Citing security reasons, U.S. District Judge Mark Fuller of Montgomery, Ala., moved to seal the file of his divorce proceedings on April 20 despite his wife's objections. Without providing an explanation, a judge in the domestic relations division of Montgomery County Circuit Court granted the request on May 15.
"[O]n numerous occasions the Husband's life, safety and welfare has been threatened as a result of cases that have been assigned to him," Fuller's motion states, according to a copy posted on a website before the court sealed all the documents related to the case. "To not seal the record might very well expose the parties and their children to unnecessary danger."

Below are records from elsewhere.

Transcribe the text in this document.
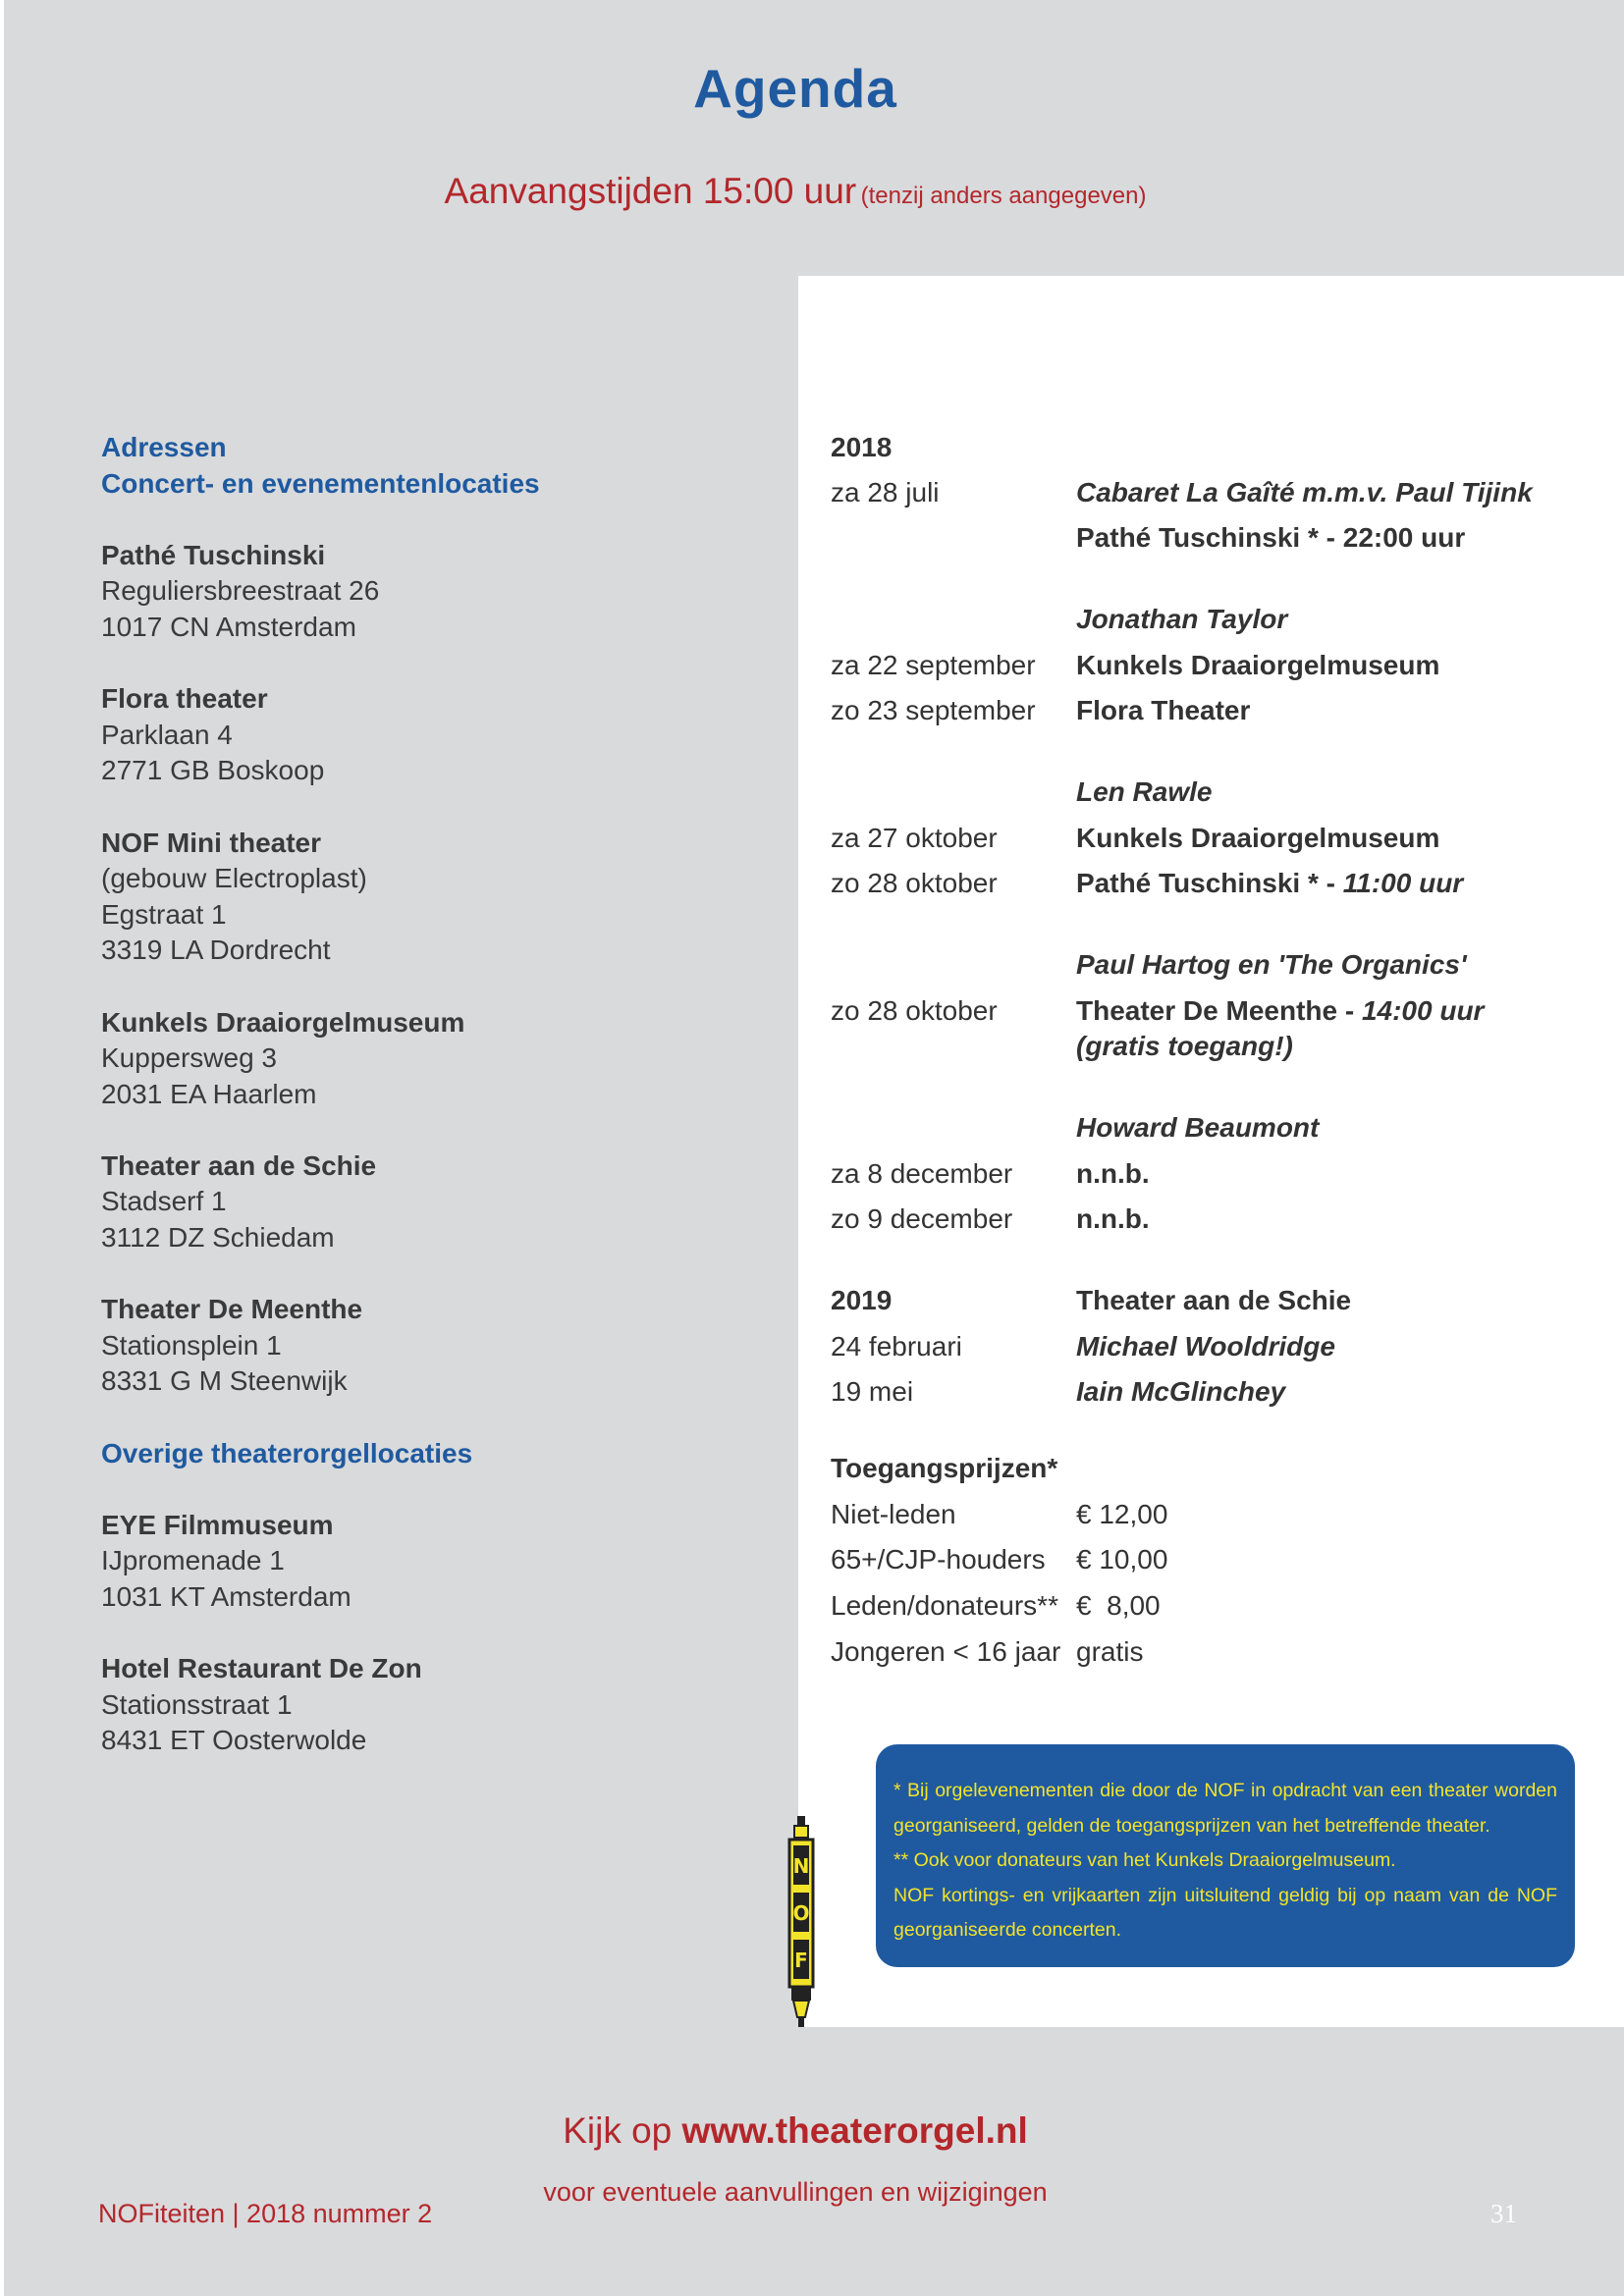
Agenda
Aanvangstijden 15:00 uur (tenzij anders aangegeven)
Adressen
Concert- en evenementenlocaties
Pathé Tuschinski
Reguliersbreestraat 26
1017 CN Amsterdam
Flora theater
Parklaan 4
2771 GB Boskoop
NOF Mini theater
(gebouw Electroplast)
Egstraat 1
3319 LA Dordrecht
Kunkels Draaiorgelmuseum
Kuppersweg 3
2031 EA Haarlem
Theater aan de Schie
Stadserf 1
3112 DZ Schiedam
Theater De Meenthe
Stationsplein 1
8331 G M Steenwijk
Overige theaterorgellocaties
EYE Filmmuseum
IJpromenade 1
1031 KT Amsterdam
Hotel Restaurant De Zon
Stationsstraat 1
8431 ET Oosterwolde
2018
za 28 juli	Cabaret La Gaîté m.m.v. Paul Tijink
Pathé Tuschinski * - 22:00 uur
Jonathan Taylor
za 22 september Kunkels Draaiorgelmuseum
zo 23 september Flora Theater
Len Rawle
za 27 oktober	Kunkels Draaiorgelmuseum
zo 28 oktober	Pathé Tuschinski * - 11:00 uur
Paul Hartog en 'The Organics'
zo 28 oktober	Theater De Meenthe - 14:00 uur
(gratis toegang!)
Howard Beaumont
za 8 december n.n.b.
zo 9 december n.n.b.
2019	Theater aan de Schie
24 februari	Michael Wooldridge
19 mei	Iain McGlinchey
Toegangsprijzen*
Niet-leden	€ 12,00
65+/CJP-houders € 10,00
Leden/donateurs** €  8,00
Jongeren < 16 jaar gratis
* Bij orgelevenementen die door de NOF in opdracht van een theater worden georganiseerd, gelden de toegangsprijzen van het betreffende theater.
** Ook voor donateurs van het Kunkels Draaiorgelmuseum.
NOF kortings- en vrijkaarten zijn uitsluitend geldig bij op naam van de NOF georganiseerde concerten.
N
O
F
Kijk op www.theaterorgel.nl
voor eventuele aanvullingen en wijzigingen
NOFiteiten | 2018 nummer 2	31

Last week, Andrew Kreig, director of the Justice Integrity Project in Washington, D.C.; Bob Martin, editor and publisher of The Montgomery Independent and The Millbrook Independent in Alabama; and Roger Shuler, online content provider of the Alabama-based website Legal Schnauzer, submitted their request for public access.
Fuller’s wife, with whom he has two adult children and a teen, submitted an objection to her husband’s motion to seal their divorce file on April 25. She agreed to redact certain sensitive information but “strenuously object[ed] to sealing the entire file,” according to her response. Her initial complaint and request for admissions accuse Fuller of extramarital affairs, domestic violence and prescription drug abuse.

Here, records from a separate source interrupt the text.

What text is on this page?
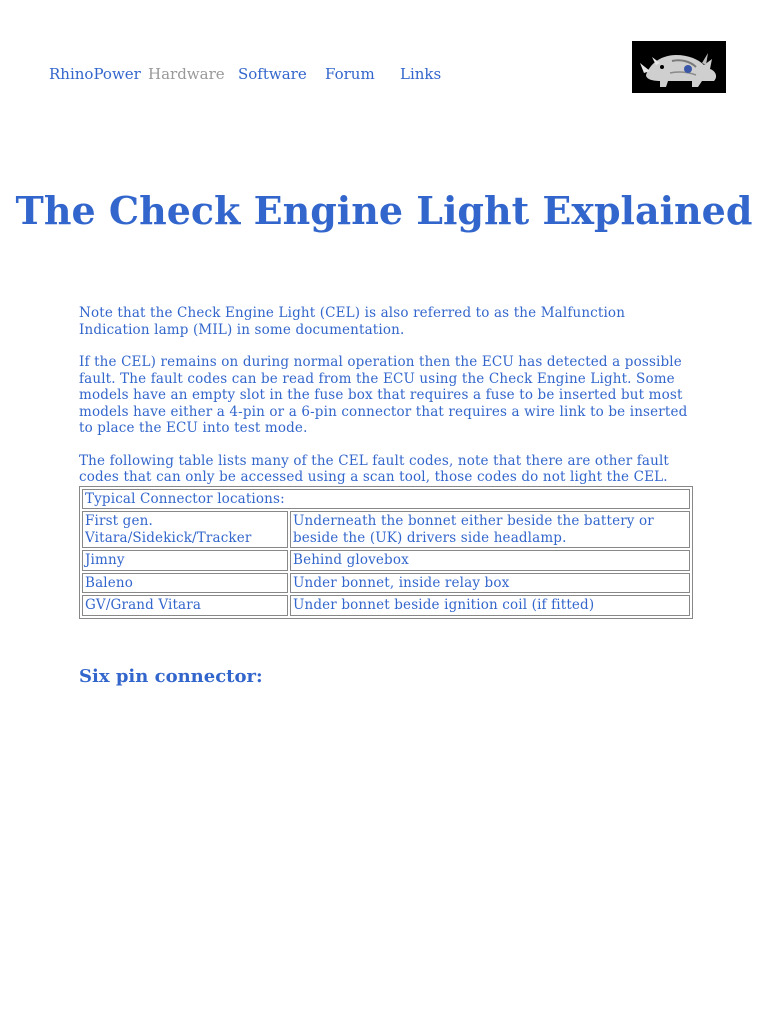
RhinoPower Hardware Software Forum Links
The Check Engine Light Explained

Note that the Check Engine Light (CEL) is also referred to as the Malfunction Indication lamp (MIL) in some documentation.

If the CEL) remains on during normal operation then the ECU has detected a possible fault. The fault codes can be read from the ECU using the Check Engine Light. Some models have an empty slot in the fuse box that requires a fuse to be inserted but most models have either a 4-pin or a 6-pin connector that requires a wire link to be inserted to place the ECU into test mode.

The following table lists many of the CEL fault codes, note that there are other fault codes that can only be accessed using a scan tool, those codes do not light the CEL.

Typical Connector locations:	
First gen. Vitara/Sidekick/Tracker	Underneath the bonnet either beside the battery or beside the (UK) drivers side headlamp.
Jimny	Behind glovebox
Baleno	Under bonnet, inside relay box
GV/Grand Vitara	Under bonnet beside ignition coil (if fitted)
Six pin connector:
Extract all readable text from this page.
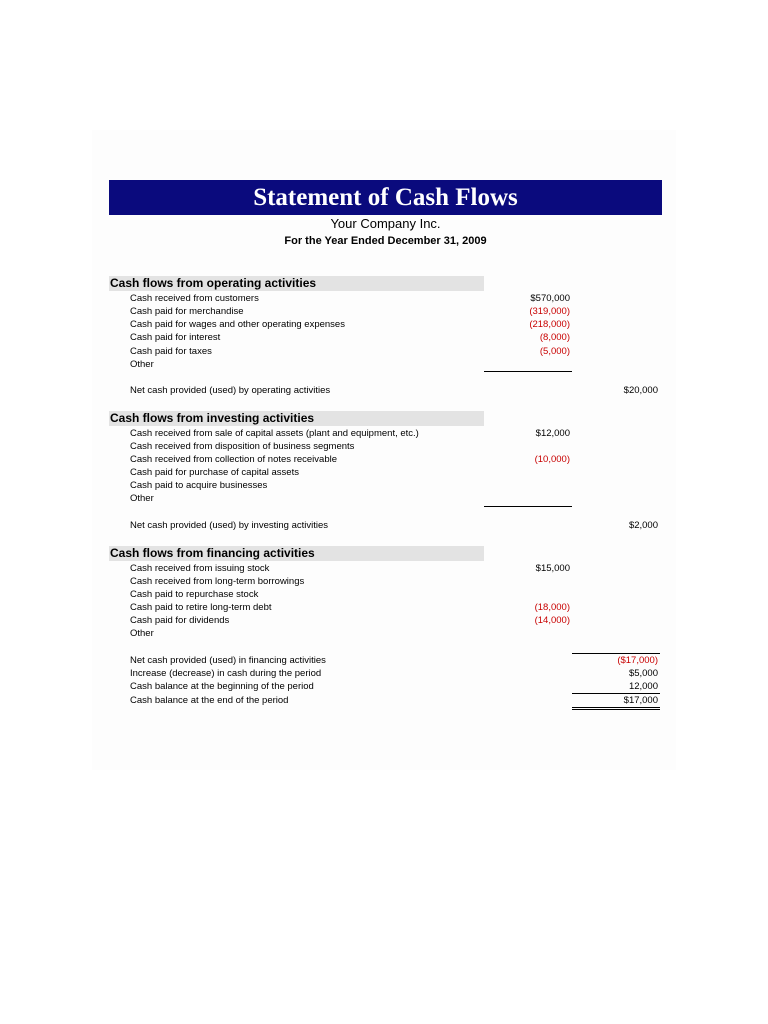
Statement of Cash Flows
Your Company Inc.
For the Year Ended December 31, 2009
Cash flows from operating activities
Cash received from customers	$570,000
Cash paid for merchandise	(319,000)
Cash paid for wages and other operating expenses	(218,000)
Cash paid for interest	(8,000)
Cash paid for taxes	(5,000)
Other
Net cash provided (used) by operating activities	$20,000
Cash flows from investing activities
Cash received from sale of capital assets (plant and equipment, etc.)	$12,000
Cash received from disposition of business segments
Cash received from collection of notes receivable	(10,000)
Cash paid for purchase of capital assets
Cash paid to acquire businesses
Other
Net cash provided (used) by investing activities	$2,000
Cash flows from financing activities
Cash received from issuing stock	$15,000
Cash received from long-term borrowings
Cash paid to repurchase stock
Cash paid to retire long-term debt	(18,000)
Cash paid for dividends	(14,000)
Other
Net cash provided (used) in financing activities	($17,000)
Increase (decrease) in cash during the period	$5,000
Cash balance at the beginning of the period	12,000
Cash balance at the end of the period	$17,000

The U.S. Supreme Court has never decided whether the public has a First Amendment right of access to civil proceedings. But several federal appeals courts and state courts – including Alabama's – have held that civil cases are presumed to be open to the public, based on long-established common law and First Amendment interpretations.
The Alabama Supreme Court has held that trial judges, because of the personal nature of divorce proceedings, have discretion to close relevant proceedings and records to protect the rights of the parties, according to The Reporters Committee for Freedom of the Press' Open Courts Compendium outline for Alabama. Before they do so, however, they must balance the competing interests of the public and the parties, one of which is the parties' desire for secrecy, according to Scott Horton, an attorney and professor at Columbia Law School.

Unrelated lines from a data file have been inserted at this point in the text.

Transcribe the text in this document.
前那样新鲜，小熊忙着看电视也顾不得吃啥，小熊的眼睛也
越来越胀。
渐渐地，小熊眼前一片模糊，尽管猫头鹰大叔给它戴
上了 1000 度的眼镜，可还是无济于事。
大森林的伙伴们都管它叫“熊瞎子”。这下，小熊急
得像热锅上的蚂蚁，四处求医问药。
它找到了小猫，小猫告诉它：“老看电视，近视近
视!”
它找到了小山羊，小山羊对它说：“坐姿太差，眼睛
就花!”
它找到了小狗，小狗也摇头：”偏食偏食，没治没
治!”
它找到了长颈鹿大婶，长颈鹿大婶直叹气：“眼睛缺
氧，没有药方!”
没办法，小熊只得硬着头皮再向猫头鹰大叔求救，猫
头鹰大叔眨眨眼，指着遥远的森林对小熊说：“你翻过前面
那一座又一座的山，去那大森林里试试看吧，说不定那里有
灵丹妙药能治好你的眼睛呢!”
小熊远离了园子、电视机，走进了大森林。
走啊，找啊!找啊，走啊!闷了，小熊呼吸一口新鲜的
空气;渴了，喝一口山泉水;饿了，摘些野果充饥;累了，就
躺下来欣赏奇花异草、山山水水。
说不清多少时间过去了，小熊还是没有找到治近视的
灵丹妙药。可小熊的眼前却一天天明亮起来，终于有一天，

“It’s an obviously improper decision, particularly because Mrs. Fuller rejected to the sealing of the file. For the file to be sealed, over the objection of one party, is unusual,” said Horton, noting that the claims made by Fuller’s wife are at this point merely allegations. Horton has followed Fuller's career and written about the judge prior to the divorce in Harper's Magazine.
Shuler, a former journalist for The Birmingham News, said he and Kreig suspect Fuller's request and the court's move to seal the file were prompted by the recent media attention about the scandalous allegations in the divorce.
“The timing of it makes it seem like it was due to press coverage, and I don’t think that’s allowed through the law. That concerns me as a citizen and a journalist,” said Shuler.
Horton said he believes the public’s right to access the court’s civil records is paramount in this case, since Fuller, a federal judge who was nominated to his position by former President George W. Bush, is a public figure.
“It may be ‘sensitive’ information,” Horton said, addressing Fuller’s wife’s accusations and the judge’s motion to seal the proceedings based on security concerns. “But it’s that very information that the public has a right to know.”
Fuller’s attorney, John A. Henig, Jr., declined to comment for this article. His wife's attorney, Floyd Minor, could not be reached for comment.